[Linux-cluster] High availability xen cluster

Thu Feb 28 08:02:17 UTC 2008

Hi,
I guess this is not only the problem of data being available in both sites. You need true geographic cluster, which is usually different to typical HA cluster in one site. That is why you have that kind of problems. 

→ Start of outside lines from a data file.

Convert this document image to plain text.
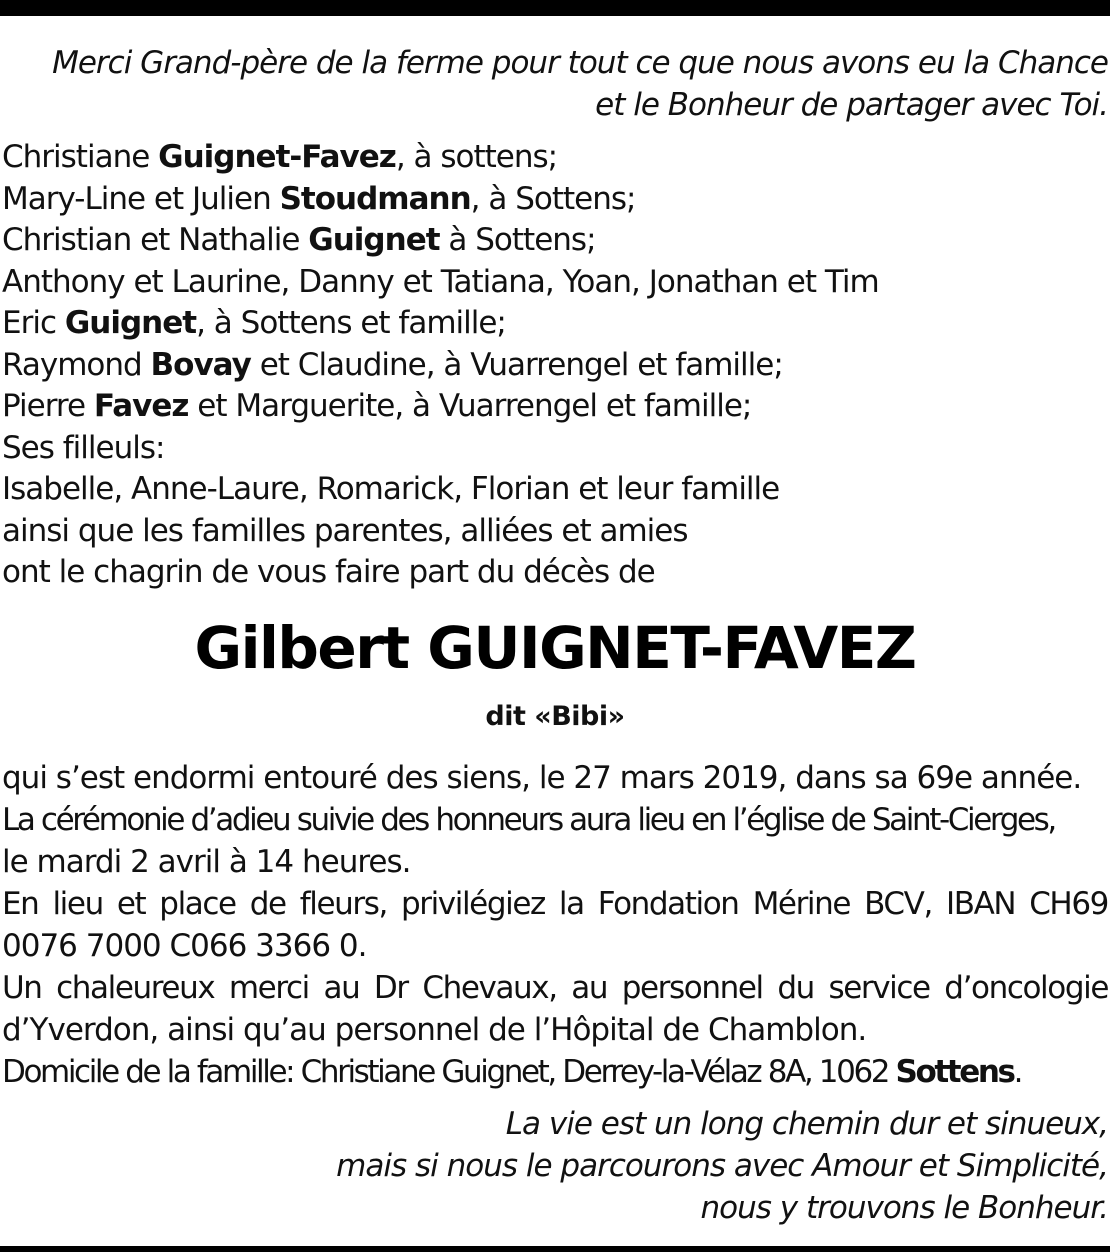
Merci Grand-père de la ferme pour tout ce que nous avons eu la Chance
et le Bonheur de partager avec Toi.
Christiane Guignet-Favez, à sottens;
Mary-Line et Julien Stoudmann, à Sottens;
Christian et Nathalie Guignet à Sottens;
Anthony et Laurine, Danny et Tatiana, Yoan, Jonathan et Tim
Eric Guignet, à Sottens et famille;
Raymond Bovay et Claudine, à Vuarrengel et famille;
Pierre Favez et Marguerite, à Vuarrengel et famille;
Ses filleuls:
Isabelle, Anne-Laure, Romarick, Florian et leur famille
ainsi que les familles parentes, alliées et amies
ont le chagrin de vous faire part du décès de
Gilbert GUIGNET-FAVEZ
dit «Bibi»
qui s’est endormi entouré des siens, le 27 mars 2019, dans sa 69e année.
La cérémonie d’adieu suivie des honneurs aura lieu en l’église de Saint-Cierges,
le mardi 2 avril à 14 heures.
En lieu et place de fleurs, privilégiez la Fondation Mérine BCV, IBAN CH69
0076 7000 C066 3366 0.
Un chaleureux merci au Dr Chevaux, au personnel du service d’oncologie
d’Yverdon, ainsi qu’au personnel de l’Hôpital de Chamblon.
Domicile de la famille: Christiane Guignet, Derrey-la-Vélaz 8A, 1062 Sottens.
La vie est un long chemin dur et sinueux,
mais si nous le parcourons avec Amour et Simplicité,
nous y trouvons le Bonheur.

>> But my problem is that I see duplicate pv id's in this situatio
Why ?
In both sites you must use only disk from LOCAL storage array and define replication beetwen them. When the application runs in rza site data is beeing replicated  to rzb site. In rzb site disks are in read only mode. In case of disaster you only need to do a failover to rzb site, start to replicate data from rzb->rza and run application in rzb site. That is the theory - but I did not implemented such configuration already. Besides you need a script to do a failover/failback.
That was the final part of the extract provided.